Effects of DHA on Pro-resolving Anti-inflammatory Mediators in Obese Patients Undergoing Weight-loss Treatment

Will include obese patients (BMI between 30 and 35) who are following a standardized, multidisciplinary weight-loss programme (PronoKal® Method), which consists of a very-low-calorie diet based on protein packets and vegetables with a low glycemic index, into which natural foods are gradually reintroduced, accompanied by physical exercise and emotional support.

Patients who are being treated with acetylsalicylic acid (ASA), non-steroidal anti-inflammatory drugs (NSAIDS), corticoids or thiazolidinedione antidiabetic drugs (glitazones); and patients with immune disorders (rheumatoid arthritis, Lupus, etc.) and/or inflammatory disease (ulcerative colitis, Crohn's disease, etc.) who may alter the biological markers of inflammation,will be excluded.

Treatment: In addition to the vitamin and oligoelement supplements which are part of the standard weight-loss programme, the patients will receive an additional 500 mg/day supplement of DHA omega-3 fatty acids in capsule form (study group) or a placebo capsule (control group).

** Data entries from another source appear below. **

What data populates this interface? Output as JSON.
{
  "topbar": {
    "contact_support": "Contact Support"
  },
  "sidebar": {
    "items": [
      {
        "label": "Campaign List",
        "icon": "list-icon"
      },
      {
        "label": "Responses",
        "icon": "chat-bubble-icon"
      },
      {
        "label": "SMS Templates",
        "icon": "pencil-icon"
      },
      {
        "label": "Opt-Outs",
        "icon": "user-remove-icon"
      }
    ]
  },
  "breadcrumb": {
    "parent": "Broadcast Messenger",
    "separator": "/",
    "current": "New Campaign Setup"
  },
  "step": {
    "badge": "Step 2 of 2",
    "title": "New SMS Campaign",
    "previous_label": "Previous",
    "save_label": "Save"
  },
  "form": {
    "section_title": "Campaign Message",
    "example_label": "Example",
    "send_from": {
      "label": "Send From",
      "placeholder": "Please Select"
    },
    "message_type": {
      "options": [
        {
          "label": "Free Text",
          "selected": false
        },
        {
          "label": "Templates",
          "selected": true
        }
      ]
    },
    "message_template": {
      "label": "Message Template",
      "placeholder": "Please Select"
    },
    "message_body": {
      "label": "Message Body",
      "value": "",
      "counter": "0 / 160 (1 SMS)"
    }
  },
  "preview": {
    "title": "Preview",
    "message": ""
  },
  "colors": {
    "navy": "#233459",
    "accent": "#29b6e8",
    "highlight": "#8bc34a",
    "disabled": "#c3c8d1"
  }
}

The follow up will be 6 months and patients will be monitored over the course of 6 control visits: baseline, 7 days, 15 days, 30 days, 60 days and 180 days.

The main objective is to assess the effectiveness of providing additional DHA supplements to increase the levels of pro-resolving and anti-inflammatory lipid mediators and decrease the biological markers of chronic inflammation in obese patients following a weight-loss programme.